Potenziamento del Fondo di Garanzia per le PMI
Con il decreto legge 18/2020 e il successivo D.L. 23/2020 è stata ampliata in modo significativo l’operatività del Fondo Centrale di Garanzia per le Pmi, disponendo, fra l’altro, la gratuità della garanzia, con la sospensione dell'obbligo di versamento delle previste commissioni per l'accesso al Fondo stesso; l'ammissibilità alla garanzia di operazioni di rinegoziazione del debito e l'allungamento automatico della garanzia in caso di moratoria o sospensione del finanziamento per l’emergenza coronavirus. L’importo massimo garantito sale a 5 milioni di euro e vengono ammesse alla garanzia le imprese fino a 499 dipendenti. La percentuale di copertura diretta sale almeno al 90% per tutti i finanziamenti fino a 6 anni, con possibilità di arrivare al 100% nel rispetto di alcune condizioni. L’accesso al Fondo può essere concesso anche a beneficiari che, alla data della richiesta di garanzia, presentano esposizioni classificate dalla banca come ‘inadempienze probabili’ o ‘scadute o sconfinanti deteriorate’, purché la classificazione sia successiva al 31 gennaio 2020. Sono escluse le imprese che hanno esposizioni classificate come ‘sofferenze. La garanzia può essere concessa anche a operazioni già perfezionate ed erogate da non oltre tre mesi e comunque dopo il 31 gennaio 2020. Sommando i finanziamenti in essere e quelli nuovi, l’obiettivo è consentire garanzie per oltre 100 miliardi complessivi di finanziamento alle imprese da parte del Fondo.

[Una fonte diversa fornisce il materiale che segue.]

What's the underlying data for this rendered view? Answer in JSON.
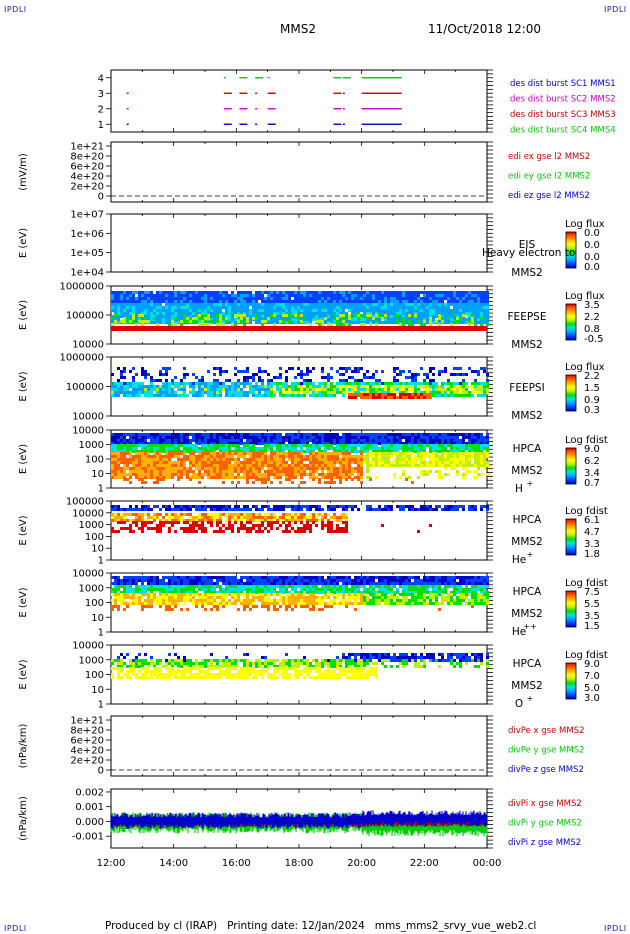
{
  "corner_labels": [
    "IPDLI",
    "IPDLI",
    "IPDLI",
    "IPDLI"
  ],
  "header": {
    "spacecraft": "MMS2",
    "datetime": "11/Oct/2018 12:00"
  },
  "footer": {
    "producer": "Produced by cl (IRAP)",
    "printing_date": "Printing date: 12/Jan/2024",
    "file": "mms_mms2_srvy_vue_web2.cl"
  },
  "colors": {
    "blue": "#0000cc",
    "magenta": "#cc00cc",
    "red": "#cc0000",
    "green": "#00cc00",
    "colorbar": [
      "#0000c0",
      "#0040ff",
      "#00a0ff",
      "#00e0e0",
      "#00e000",
      "#c0f000",
      "#ffff00",
      "#ffb000",
      "#ff6000",
      "#e00000"
    ]
  },
  "chart_data": [
    {
      "id": "burst",
      "type": "scatter",
      "xlabel": "",
      "ylabel": "",
      "x_ticks": [
        "12:00",
        "14:00",
        "16:00",
        "18:00",
        "20:00",
        "22:00",
        "00:00"
      ],
      "y_ticks": [
        "1",
        "2",
        "3",
        "4"
      ],
      "ylim": [
        0.5,
        4.5
      ],
      "series": [
        {
          "name": "des dist burst SC1 MMS1",
          "color": "blue",
          "y": 1,
          "x_hours": [
            12.5,
            15.6,
            16.1,
            16.6,
            17.0,
            19.1,
            19.4,
            20.0
          ]
        },
        {
          "name": "des dist burst SC2 MMS2",
          "color": "magenta",
          "y": 2,
          "x_hours": [
            12.5,
            15.6,
            16.1,
            16.6,
            17.0,
            19.1,
            19.4,
            20.0
          ]
        },
        {
          "name": "des dist burst SC3 MMS3",
          "color": "red",
          "y": 3,
          "x_hours": [
            12.5,
            15.6,
            16.1,
            16.6,
            17.0,
            19.1,
            19.4,
            20.0
          ]
        },
        {
          "name": "des dist burst SC4 MMS4",
          "color": "green",
          "y": 4,
          "x_hours": [
            15.6,
            16.1,
            16.6,
            17.0,
            19.1,
            19.4,
            20.0
          ]
        }
      ]
    },
    {
      "id": "edi",
      "type": "line",
      "ylabel": "(mV/m)",
      "y_ticks": [
        "0",
        "2e+20",
        "4e+20",
        "6e+20",
        "8e+20",
        "1e+21"
      ],
      "series": [
        {
          "name": "edi ex gse l2 MMS2",
          "color": "red"
        },
        {
          "name": "edi ey gse l2 MMS2",
          "color": "green"
        },
        {
          "name": "edi ez gse l2 MMS2",
          "color": "blue"
        }
      ]
    },
    {
      "id": "eis",
      "type": "heatmap",
      "ylabel": "E (eV)",
      "y_ticks": [
        "1e+07",
        "1e+06",
        "1e+05",
        "1e+04"
      ],
      "instrument": "EIS",
      "spacecraft": "MMS2",
      "overlay_text": "Heavy electron to",
      "colorbar_title": "Log flux",
      "colorbar_ticks": [
        "0.0",
        "0.0",
        "0.0",
        "0.0"
      ]
    },
    {
      "id": "feepse",
      "type": "heatmap",
      "ylabel": "E (eV)",
      "y_ticks": [
        "1000000",
        "100000",
        "10000"
      ],
      "instrument": "FEEPSE",
      "spacecraft": "MMS2",
      "colorbar_title": "Log flux",
      "colorbar_ticks": [
        "3.5",
        "2.2",
        "0.8",
        "-0.5"
      ]
    },
    {
      "id": "feepsi",
      "type": "heatmap",
      "ylabel": "E (eV)",
      "y_ticks": [
        "1000000",
        "100000",
        "10000"
      ],
      "instrument": "FEEPSI",
      "spacecraft": "MMS2",
      "colorbar_title": "Log flux",
      "colorbar_ticks": [
        "2.2",
        "1.5",
        "0.9",
        "0.3"
      ]
    },
    {
      "id": "hpca_h",
      "type": "heatmap",
      "ylabel": "E (eV)",
      "y_ticks": [
        "10000",
        "1000",
        "100",
        "10",
        "1"
      ],
      "instrument": "HPCA",
      "spacecraft": "MMS2",
      "species": "H",
      "charge": "+",
      "colorbar_title": "Log fdist",
      "colorbar_ticks": [
        "9.0",
        "6.2",
        "3.4",
        "0.7"
      ]
    },
    {
      "id": "hpca_he",
      "type": "heatmap",
      "ylabel": "E (eV)",
      "y_ticks": [
        "100000",
        "10000",
        "1000",
        "100",
        "10",
        "1"
      ],
      "instrument": "HPCA",
      "spacecraft": "MMS2",
      "species": "He",
      "charge": "+",
      "colorbar_title": "Log fdist",
      "colorbar_ticks": [
        "6.1",
        "4.7",
        "3.3",
        "1.8"
      ]
    },
    {
      "id": "hpca_he2",
      "type": "heatmap",
      "ylabel": "E (eV)",
      "y_ticks": [
        "10000",
        "1000",
        "100",
        "10",
        "1"
      ],
      "instrument": "HPCA",
      "spacecraft": "MMS2",
      "species": "He",
      "charge": "++",
      "colorbar_title": "Log fdist",
      "colorbar_ticks": [
        "7.5",
        "5.5",
        "3.5",
        "1.5"
      ]
    },
    {
      "id": "hpca_o",
      "type": "heatmap",
      "ylabel": "E (eV)",
      "y_ticks": [
        "10000",
        "1000",
        "100",
        "10",
        "1"
      ],
      "instrument": "HPCA",
      "spacecraft": "MMS2",
      "species": "O",
      "charge": "+",
      "colorbar_title": "Log fdist",
      "colorbar_ticks": [
        "9.0",
        "7.0",
        "5.0",
        "3.0"
      ]
    },
    {
      "id": "divpe",
      "type": "line",
      "ylabel": "(nPa/km)",
      "y_ticks": [
        "0",
        "2e+20",
        "4e+20",
        "6e+20",
        "8e+20",
        "1e+21"
      ],
      "series": [
        {
          "name": "divPe x gse MMS2",
          "color": "red"
        },
        {
          "name": "divPe y gse MMS2",
          "color": "green"
        },
        {
          "name": "divPe z gse MMS2",
          "color": "blue"
        }
      ]
    },
    {
      "id": "divpi",
      "type": "line",
      "ylabel": "(nPa/km)",
      "y_ticks": [
        "0.002",
        "0.001",
        "0.000",
        "-0.001"
      ],
      "ylim": [
        -0.0018,
        0.0022
      ],
      "series": [
        {
          "name": "divPi x gse MMS2",
          "color": "red"
        },
        {
          "name": "divPi y gse MMS2",
          "color": "green"
        },
        {
          "name": "divPi z gse MMS2",
          "color": "blue"
        }
      ]
    }
  ]
}
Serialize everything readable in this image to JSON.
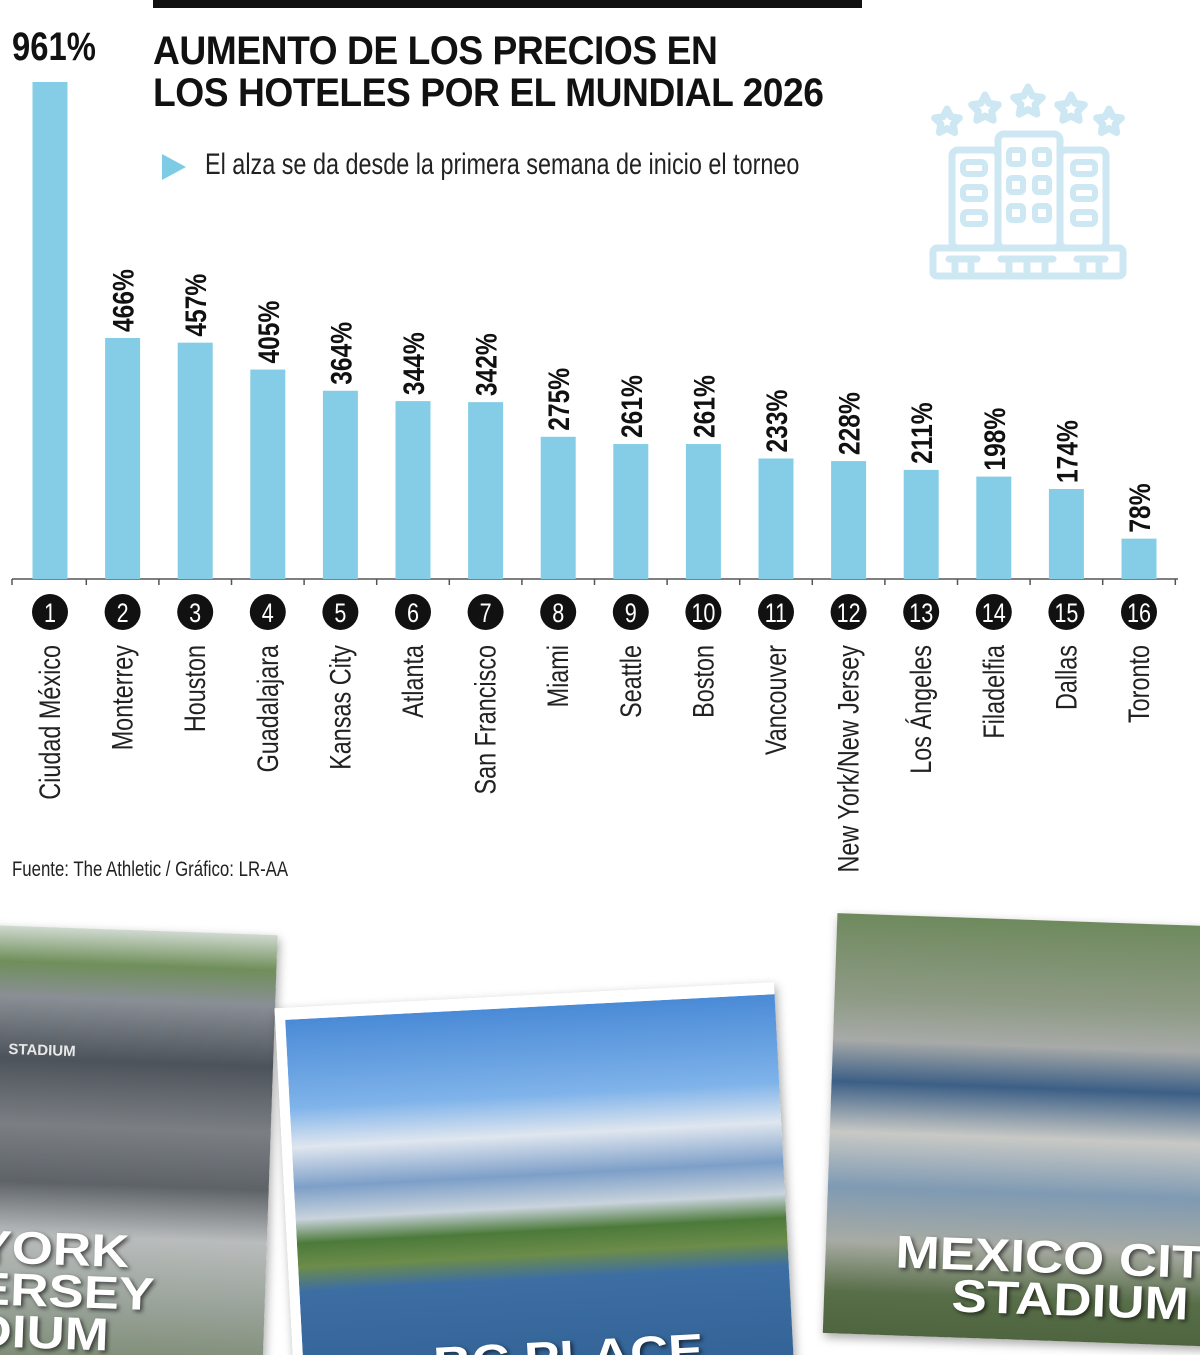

Si possono indicare tre principali soglie di prestito:

  • Prestiti fino a 25.000 euro: i nuovi prestiti, pari al 25% dei ricavi dell’impresa (risultanti dall'ultimo bilancio depositato o dall'ultima dichiarazione fiscale presentata alla data della richiesta di garanzia o, per le imprese costituite dopo il 1 gennaio 2019, da altra idonea documentazione o anche autocertificati), sono garantiti al 100% dal Fondo di Garanzia per le Pmi. L’impresa presenta alla propria banca (o ad altro soggetto abilitato a concedere credito) una autocertificazione sui danni subiti dalla propria attività a causa dell’emergenza Covid-19. Non viene effettuato alcun tipo di valutazione da parte del Fondo sul soggetto beneficiario della garanzia, mentre la banca si limita alla valutazione del merito creditizio. Tali finanziamenti prevedono l’inizio del rimborso del capitale non prima di 24 mesi ed hanno una durata fino a massimo 6 anni. Il tasso di interesse applicato dalla banca tiene conto della sola copertura dei costi di istruttoria e di gestione dell’operazione. Il rilascio della garanzia è automatico e gratuito e la banca può quindi erogare il finanziamento dopo la verifica formale del possesso dei requisiti, anche senza dover attendere l’esito dell’istruttoria del Fondo. L’Abi ha pubblicato sul proprio sito lo schema esemplificativo per l’accesso ai finanziamenti sotto questa soglia.
  • Prestiti fino a 800.000 euro: le imprese con un fatturato inferiore a 3,2 milioni di euro e fino a 499 dipendenti possono ottenere una garanzia pari al 100%, concessa al 90% dallo Stato e al 10% da un soggetto terzo (es. confidi), su un prestito di importo non superiore al 25% dei ricavi dell’azienda, presentando alla propria banca una autocertificazione sui danni subiti dalla propria attività a causa dell’emergenza Covid-19. L’accesso al Fondo di Garanzia delle Pmi è gratuito, mentre viene effettuata una valutazione sul solo profilo economico-finanziario dell’azienda, escludendo invece la valutazione delle informazioni relative all’andamento dei rapporti bancari degli ultimi mesi.
  • Prestiti fino a 5 milioni di euro: Il Fondo garantisce al 90% dei prestiti fino a 5 milioni di euro, con modalità di accesso gratuita. L’ammontare del prestito non può essere superiore al doppio della spesa per salari che il beneficiario ha sostenuto nel 2019 o il 25% del fatturato totale del 2019. La valutazione del fondo riguarda solo il profilo economico-finanziario dell’azienda, escludendo invece la valutazione delle informazioni relative all’andamento dei rapporti bancari degli ultimi mesi.